Reading: From Value to Issue Price
2. Ownership Dilution
A justified concern of the VC in the previous example could be that the current round of financing will not be the last one before the exit. For example, the VC could believe that the current round of financing will help the firm enter the market but that the capital will not suffice to also finance the subsequent growth strategy.
For the VC, the problem with such a scenario is that any future round of financing will dilute his equity stake of 20%.
To make this more tangible, suppose that between the VC's investment and the exit, there is another round of financing in which the new provider of capital requires an ownership stake of 20%. What are the implications of this second round of financing for the VC?
- If the new investor receives 20% of the equity, the VC and the entrepreneur together will own 80% of the firm. Of these 80%, the VC has 20%. Therefore, the VC's claim will be diluted from 20% to 16% [= 0.2 × 0.8].
- Assuming the exit value does not change (180 million), the total exit value for the VC will be 16% of 180 million, namely 28.8 million.
- With an initial investment of 6.7 million, this implies an annual rate of return of 33.9%, which is below the hurdle rate of 40%:
Return to VC after dilution = \( (\frac{\text{Exit value}}{\text{Capital investment}})^{0.2} - 1 = (\frac{28.8}{6.7})^{0.2} - 1 \) = 33.9%.
Consequently, the dilutive effect of the second round of financing implies that the VC cannot cover his "cost of capital." Because the firm will need additional capital in the future, the original deal structure is not attractive to the VC.
Now what could the VC do to protect against this dilution? The separate module Deal Structuring looks in detail at some of the popular anti-dilution protection mechanisms in venture financing. Here, we just look at a simple solution:
- For the VC, it is important to receive 20% of the exit value (assuming this exit value does not change with the various rounds of financing)
- If there is an additional round of financing for 20% of the equity, this implies that the future ownership structure of the firm should be as follows:
- Entrepreneur: 60%
- VC: 20%
- Second round investors: 20%
- Put differently, the VC will want to make sure that the only the entrepreneur's ownership stake will be diluted.
To solve the problem, we can go back to the previous procedure and slightly adjust the equations:
- Under the new scenario, the newly issued shares will account for 40% of the equity (20% for the VC and 20% for the second round investors). Consequently:
Newly issued shares = 0.4 × (Current number of shares + Newly issued shares);
Newly issued shares = Current number of shares × \( 100'000 \times \frac{0.4}{(1-0.4)} = 66'667 \).
Consequently, the firm will authorize 66'667 shares so that the total number of shares outstanding after the second round of financing will be 100'000 + 66'667 = 166'667.
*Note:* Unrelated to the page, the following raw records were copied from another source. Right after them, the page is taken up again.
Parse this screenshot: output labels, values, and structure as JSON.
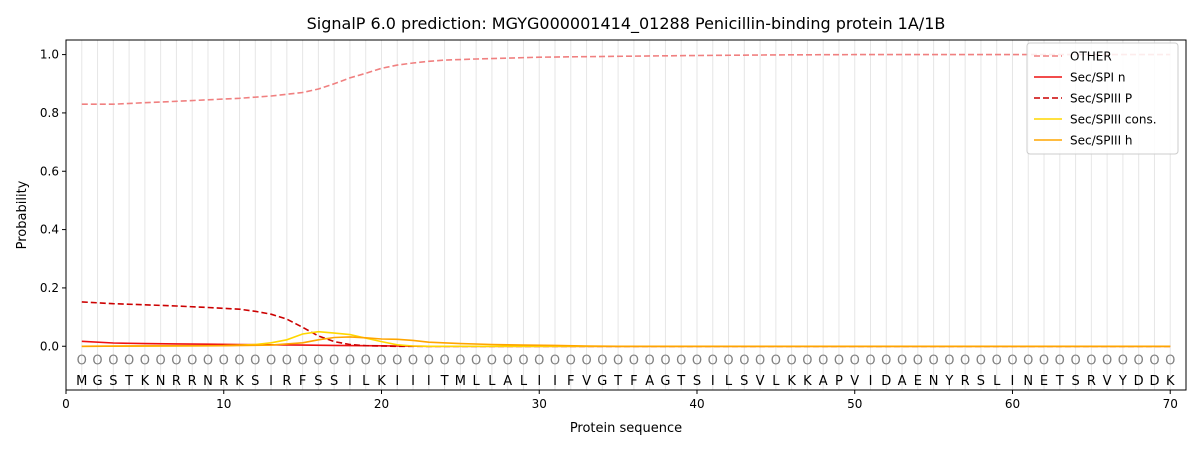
{
  "chart_data": {
    "type": "line",
    "title": "SignalP 6.0 prediction: MGYG000001414_01288 Penicillin-binding protein 1A/1B",
    "xlabel": "Protein sequence",
    "ylabel": "Probability",
    "xlim": [
      0,
      71
    ],
    "ylim": [
      -0.15,
      1.05
    ],
    "x_ticks": [
      "0",
      "10",
      "20",
      "30",
      "40",
      "50",
      "60",
      "70"
    ],
    "y_ticks": [
      "0.0",
      "0.2",
      "0.4",
      "0.6",
      "0.8",
      "1.0"
    ],
    "legend_position": "top-right",
    "sequence": [
      "M",
      "G",
      "S",
      "T",
      "K",
      "N",
      "R",
      "R",
      "N",
      "R",
      "K",
      "S",
      "I",
      "R",
      "F",
      "S",
      "S",
      "I",
      "L",
      "K",
      "I",
      "I",
      "I",
      "T",
      "M",
      "L",
      "L",
      "A",
      "L",
      "I",
      "I",
      "F",
      "V",
      "G",
      "T",
      "F",
      "A",
      "G",
      "T",
      "S",
      "I",
      "L",
      "S",
      "V",
      "L",
      "K",
      "K",
      "A",
      "P",
      "V",
      "I",
      "D",
      "A",
      "E",
      "N",
      "Y",
      "R",
      "S",
      "L",
      "I",
      "N",
      "E",
      "T",
      "S",
      "R",
      "V",
      "Y",
      "D",
      "D",
      "K"
    ],
    "region_labels": [
      "O",
      "O",
      "O",
      "O",
      "O",
      "O",
      "O",
      "O",
      "O",
      "O",
      "O",
      "O",
      "O",
      "O",
      "O",
      "O",
      "O",
      "O",
      "O",
      "O",
      "O",
      "O",
      "O",
      "O",
      "O",
      "O",
      "O",
      "O",
      "O",
      "O",
      "O",
      "O",
      "O",
      "O",
      "O",
      "O",
      "O",
      "O",
      "O",
      "O",
      "O",
      "O",
      "O",
      "O",
      "O",
      "O",
      "O",
      "O",
      "O",
      "O",
      "O",
      "O",
      "O",
      "O",
      "O",
      "O",
      "O",
      "O",
      "O",
      "O",
      "O",
      "O",
      "O",
      "O",
      "O",
      "O",
      "O",
      "O",
      "O",
      "O"
    ],
    "series": [
      {
        "name": "OTHER",
        "color": "#f08080",
        "dash": "dashed",
        "points": [
          [
            1,
            0.83
          ],
          [
            3,
            0.83
          ],
          [
            5,
            0.835
          ],
          [
            7,
            0.84
          ],
          [
            9,
            0.845
          ],
          [
            11,
            0.85
          ],
          [
            13,
            0.858
          ],
          [
            15,
            0.87
          ],
          [
            16,
            0.882
          ],
          [
            17,
            0.9
          ],
          [
            18,
            0.92
          ],
          [
            19,
            0.936
          ],
          [
            20,
            0.953
          ],
          [
            21,
            0.964
          ],
          [
            22,
            0.971
          ],
          [
            23,
            0.977
          ],
          [
            24,
            0.981
          ],
          [
            26,
            0.985
          ],
          [
            28,
            0.988
          ],
          [
            30,
            0.991
          ],
          [
            35,
            0.994
          ],
          [
            40,
            0.997
          ],
          [
            45,
            0.999
          ],
          [
            50,
            1.0
          ],
          [
            60,
            1.0
          ],
          [
            70,
            1.0
          ]
        ]
      },
      {
        "name": "Sec/SPI n",
        "color": "#ee1111",
        "dash": "solid",
        "points": [
          [
            1,
            0.017
          ],
          [
            3,
            0.011
          ],
          [
            5,
            0.009
          ],
          [
            7,
            0.008
          ],
          [
            9,
            0.007
          ],
          [
            11,
            0.006
          ],
          [
            13,
            0.005
          ],
          [
            15,
            0.004
          ],
          [
            17,
            0.003
          ],
          [
            19,
            0.002
          ],
          [
            21,
            0.001
          ],
          [
            23,
            0.0
          ],
          [
            70,
            0.0
          ]
        ]
      },
      {
        "name": "Sec/SPIII P",
        "color": "#cc0000",
        "dash": "dashed",
        "points": [
          [
            1,
            0.152
          ],
          [
            3,
            0.146
          ],
          [
            5,
            0.142
          ],
          [
            7,
            0.138
          ],
          [
            9,
            0.133
          ],
          [
            11,
            0.127
          ],
          [
            12,
            0.12
          ],
          [
            13,
            0.11
          ],
          [
            14,
            0.093
          ],
          [
            15,
            0.065
          ],
          [
            16,
            0.035
          ],
          [
            17,
            0.016
          ],
          [
            18,
            0.006
          ],
          [
            19,
            0.002
          ],
          [
            20,
            0.001
          ],
          [
            21,
            0.0
          ],
          [
            70,
            0.0
          ]
        ]
      },
      {
        "name": "Sec/SPIII cons.",
        "color": "#ffd700",
        "dash": "solid",
        "points": [
          [
            1,
            0.0
          ],
          [
            10,
            0.002
          ],
          [
            12,
            0.006
          ],
          [
            13,
            0.012
          ],
          [
            14,
            0.022
          ],
          [
            15,
            0.042
          ],
          [
            16,
            0.05
          ],
          [
            17,
            0.045
          ],
          [
            18,
            0.04
          ],
          [
            19,
            0.028
          ],
          [
            20,
            0.016
          ],
          [
            21,
            0.005
          ],
          [
            22,
            0.001
          ],
          [
            23,
            0.0
          ],
          [
            70,
            0.0
          ]
        ]
      },
      {
        "name": "Sec/SPIII h",
        "color": "#ffa500",
        "dash": "solid",
        "points": [
          [
            1,
            0.0
          ],
          [
            10,
            0.002
          ],
          [
            13,
            0.004
          ],
          [
            15,
            0.012
          ],
          [
            16,
            0.022
          ],
          [
            17,
            0.03
          ],
          [
            18,
            0.032
          ],
          [
            19,
            0.029
          ],
          [
            20,
            0.025
          ],
          [
            21,
            0.024
          ],
          [
            22,
            0.02
          ],
          [
            23,
            0.014
          ],
          [
            25,
            0.009
          ],
          [
            27,
            0.006
          ],
          [
            29,
            0.004
          ],
          [
            31,
            0.003
          ],
          [
            33,
            0.001
          ],
          [
            35,
            0.0
          ],
          [
            70,
            0.0
          ]
        ]
      }
    ]
  }
}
Of these newly authorized shares, 33'333 will be issued to the VC [= 166'667 × 0.2]. The remaining 33'333 will then be issued to the new investors during the second round of financing.
Consequently, the issue price for the VC will drop from 268 in the previous example to 201 under the revised financing scenario:
Issue priceVC = \( \frac{\text{Capital invested}}{\text{Newly issued shares to VC}} = \frac{6'700'000}{33'333} = 201 \).
At the time of exit, the firm will then have an expected value of 180 million with 166'667 shares outstanding. Therefore, the expected share price at the time of exit will be 180'000'000/166'667 = 1'080. For the VC, this expected price development implies that he can expect to earn his hurdle rate of 40%, on average:
Expected returnVC = \( (\frac{\text{Expected exit price}}{\text{Issue price}})^{0.2}-1 =(\frac{1'080}{201})^{0.2}-1 \) = 40%.
This example has shown how an investor can protect himself against the dilutive effects of future round of financing. The trick was that he already anticipates these future rounds of finance and consequently asks for a larger number of shares to absorb dilution. The result in this simplified example is that the entrepreneur bears the full dilution of all future rounds of financing.